Is that truly what the Christian Civic League wants? And despite Heath's pledge to conduct a ''positive'' campaign, are these pillars of the religious right prepared to accept responsibility for those who see gay-bashing not as a hate crime, but as the an act of religious expression?

''You're point is well taken,'' Heath conceded politely. In fact, he said, there are ''difficult discussions'' already under way within the Christian Civic League about the wisdom of launching a repeal effort at so ''delicate'' a time.

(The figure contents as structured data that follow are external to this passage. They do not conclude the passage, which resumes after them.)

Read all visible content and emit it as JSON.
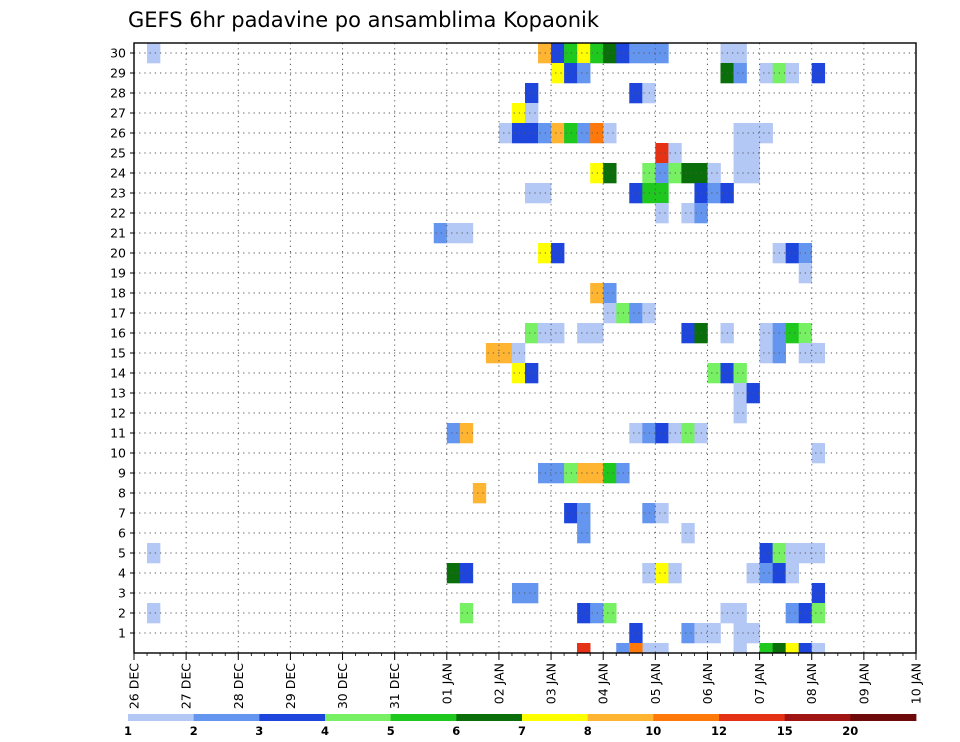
{
  "chart_data": {
    "type": "heatmap",
    "title": "GEFS 6hr padavine po ansamblima Kopaonik",
    "x_labels": [
      "26 DEC",
      "27 DEC",
      "28 DEC",
      "29 DEC",
      "30 DEC",
      "31 DEC",
      "01 JAN",
      "02 JAN",
      "03 JAN",
      "04 JAN",
      "05 JAN",
      "06 JAN",
      "07 JAN",
      "08 JAN",
      "09 JAN",
      "10 JAN"
    ],
    "y_labels": [
      "1",
      "2",
      "3",
      "4",
      "5",
      "6",
      "7",
      "8",
      "9",
      "10",
      "11",
      "12",
      "13",
      "14",
      "15",
      "16",
      "17",
      "18",
      "19",
      "20",
      "21",
      "22",
      "23",
      "24",
      "25",
      "26",
      "27",
      "28",
      "29",
      "30"
    ],
    "color_levels": [
      "1",
      "2",
      "3",
      "4",
      "5",
      "6",
      "7",
      "8",
      "10",
      "12",
      "15",
      "20"
    ],
    "color_scale": [
      "#b4c8f5",
      "#6496f0",
      "#1e46dc",
      "#78f064",
      "#1ec81e",
      "#0a6e0a",
      "#ffff00",
      "#ffb432",
      "#ff780a",
      "#e63214",
      "#a01414",
      "#6e0a0a"
    ],
    "grid": true,
    "steps_per_day": 4,
    "cells": [
      {
        "m": 30,
        "t": [
          [
            1,
            0
          ],
          [
            31,
            7
          ],
          [
            32,
            2
          ],
          [
            33,
            4
          ],
          [
            34,
            6
          ],
          [
            35,
            4
          ],
          [
            36,
            5
          ],
          [
            37,
            2
          ],
          [
            38,
            1
          ],
          [
            39,
            1
          ],
          [
            40,
            1
          ],
          [
            45,
            0
          ],
          [
            46,
            0
          ]
        ]
      },
      {
        "m": 29,
        "t": [
          [
            32,
            6
          ],
          [
            33,
            2
          ],
          [
            34,
            1
          ],
          [
            45,
            5
          ],
          [
            46,
            1
          ],
          [
            48,
            0
          ],
          [
            49,
            3
          ],
          [
            50,
            0
          ],
          [
            52,
            2
          ]
        ]
      },
      {
        "m": 28,
        "t": [
          [
            30,
            2
          ],
          [
            38,
            2
          ],
          [
            39,
            0
          ]
        ]
      },
      {
        "m": 27,
        "t": [
          [
            29,
            6
          ],
          [
            30,
            0
          ]
        ]
      },
      {
        "m": 26,
        "t": [
          [
            28,
            0
          ],
          [
            29,
            2
          ],
          [
            30,
            2
          ],
          [
            31,
            1
          ],
          [
            32,
            7
          ],
          [
            33,
            4
          ],
          [
            34,
            1
          ],
          [
            35,
            8
          ],
          [
            36,
            0
          ],
          [
            46,
            0
          ],
          [
            47,
            0
          ],
          [
            48,
            0
          ]
        ]
      },
      {
        "m": 25,
        "t": [
          [
            40,
            9
          ],
          [
            41,
            0
          ],
          [
            46,
            0
          ],
          [
            47,
            0
          ]
        ]
      },
      {
        "m": 24,
        "t": [
          [
            35,
            6
          ],
          [
            36,
            5
          ],
          [
            39,
            3
          ],
          [
            40,
            1
          ],
          [
            41,
            3
          ],
          [
            42,
            5
          ],
          [
            43,
            5
          ],
          [
            44,
            0
          ],
          [
            46,
            0
          ],
          [
            47,
            0
          ]
        ]
      },
      {
        "m": 23,
        "t": [
          [
            30,
            0
          ],
          [
            31,
            0
          ],
          [
            38,
            2
          ],
          [
            39,
            4
          ],
          [
            40,
            4
          ],
          [
            43,
            2
          ],
          [
            44,
            1
          ],
          [
            45,
            2
          ]
        ]
      },
      {
        "m": 22,
        "t": [
          [
            40,
            0
          ],
          [
            42,
            0
          ],
          [
            43,
            1
          ]
        ]
      },
      {
        "m": 21,
        "t": [
          [
            23,
            1
          ],
          [
            24,
            0
          ],
          [
            25,
            0
          ]
        ]
      },
      {
        "m": 20,
        "t": [
          [
            31,
            6
          ],
          [
            32,
            2
          ],
          [
            49,
            0
          ],
          [
            50,
            2
          ],
          [
            51,
            1
          ]
        ]
      },
      {
        "m": 19,
        "t": [
          [
            51,
            0
          ]
        ]
      },
      {
        "m": 18,
        "t": [
          [
            35,
            7
          ],
          [
            36,
            1
          ]
        ]
      },
      {
        "m": 17,
        "t": [
          [
            36,
            0
          ],
          [
            37,
            3
          ],
          [
            38,
            1
          ],
          [
            39,
            0
          ]
        ]
      },
      {
        "m": 16,
        "t": [
          [
            30,
            3
          ],
          [
            31,
            0
          ],
          [
            32,
            0
          ],
          [
            34,
            0
          ],
          [
            35,
            0
          ],
          [
            42,
            2
          ],
          [
            43,
            5
          ],
          [
            45,
            0
          ],
          [
            48,
            0
          ],
          [
            49,
            1
          ],
          [
            50,
            4
          ],
          [
            51,
            3
          ]
        ]
      },
      {
        "m": 15,
        "t": [
          [
            27,
            7
          ],
          [
            28,
            7
          ],
          [
            29,
            0
          ],
          [
            48,
            0
          ],
          [
            49,
            1
          ],
          [
            51,
            0
          ],
          [
            52,
            0
          ]
        ]
      },
      {
        "m": 14,
        "t": [
          [
            29,
            6
          ],
          [
            30,
            2
          ],
          [
            44,
            3
          ],
          [
            45,
            2
          ],
          [
            46,
            3
          ]
        ]
      },
      {
        "m": 13,
        "t": [
          [
            46,
            0
          ],
          [
            47,
            2
          ]
        ]
      },
      {
        "m": 12,
        "t": [
          [
            46,
            0
          ]
        ]
      },
      {
        "m": 11,
        "t": [
          [
            24,
            1
          ],
          [
            25,
            7
          ],
          [
            38,
            0
          ],
          [
            39,
            1
          ],
          [
            40,
            2
          ],
          [
            41,
            0
          ],
          [
            42,
            3
          ],
          [
            43,
            0
          ]
        ]
      },
      {
        "m": 10,
        "t": [
          [
            52,
            0
          ]
        ]
      },
      {
        "m": 9,
        "t": [
          [
            31,
            1
          ],
          [
            32,
            1
          ],
          [
            33,
            3
          ],
          [
            34,
            7
          ],
          [
            35,
            7
          ],
          [
            36,
            4
          ],
          [
            37,
            1
          ]
        ]
      },
      {
        "m": 8,
        "t": [
          [
            26,
            7
          ]
        ]
      },
      {
        "m": 7,
        "t": [
          [
            33,
            2
          ],
          [
            34,
            1
          ],
          [
            39,
            1
          ],
          [
            40,
            0
          ]
        ]
      },
      {
        "m": 6,
        "t": [
          [
            34,
            1
          ],
          [
            42,
            0
          ]
        ]
      },
      {
        "m": 5,
        "t": [
          [
            1,
            0
          ],
          [
            48,
            2
          ],
          [
            49,
            3
          ],
          [
            50,
            0
          ],
          [
            51,
            0
          ],
          [
            52,
            0
          ]
        ]
      },
      {
        "m": 4,
        "t": [
          [
            24,
            5
          ],
          [
            25,
            2
          ],
          [
            39,
            0
          ],
          [
            40,
            6
          ],
          [
            41,
            0
          ],
          [
            47,
            0
          ],
          [
            48,
            1
          ],
          [
            49,
            2
          ],
          [
            50,
            0
          ]
        ]
      },
      {
        "m": 3,
        "t": [
          [
            29,
            1
          ],
          [
            30,
            1
          ],
          [
            52,
            2
          ]
        ]
      },
      {
        "m": 2,
        "t": [
          [
            1,
            0
          ],
          [
            25,
            3
          ],
          [
            34,
            2
          ],
          [
            35,
            1
          ],
          [
            36,
            3
          ],
          [
            45,
            0
          ],
          [
            46,
            0
          ],
          [
            50,
            1
          ],
          [
            51,
            2
          ],
          [
            52,
            3
          ]
        ]
      },
      {
        "m": 1,
        "t": [
          [
            38,
            2
          ],
          [
            42,
            1
          ],
          [
            43,
            0
          ],
          [
            44,
            0
          ],
          [
            46,
            0
          ],
          [
            47,
            0
          ]
        ]
      },
      {
        "m": 0,
        "t": [
          [
            34,
            2
          ],
          [
            37,
            1
          ],
          [
            38,
            0
          ],
          [
            39,
            0
          ],
          [
            40,
            0
          ],
          [
            48,
            4
          ],
          [
            49,
            5
          ],
          [
            50,
            6
          ],
          [
            51,
            2
          ],
          [
            52,
            0
          ]
        ]
      },
      {
        "m": -1,
        "t": [
          [
            34,
            9
          ],
          [
            38,
            8
          ],
          [
            46,
            0
          ]
        ]
      }
    ]
  }
}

The strength of those objections won't be known until after Friday's board meeting. But Heath, despite his choir-boy demeanor, is clearly itching for a fight.

Last week, after listening to Gov. Angus King's pleas that he give the new law a chance to prove itself, Heath handed the governor a pre-written letter that was as belligerent as it was unfocused.

But his message still came through: The Legislature was wrong to pass the gay rights bill, and King was wrong to sign it. And now they (along with the people it protects) must pay.

''It used to be that sex was discreetly, if ever, mentioned publicly - it was a private matter,'' Heath wrote. ''We are distressed by the public nature of this debate. . . And we are offended that our legislature would pass a law that not only endorses homosexuality, but bi-sexuality as well.''

The explosive rhetoric is back. Heaven help anyone who lights a match.

Bill Nemitz is a columnist for The Portland Newspapers.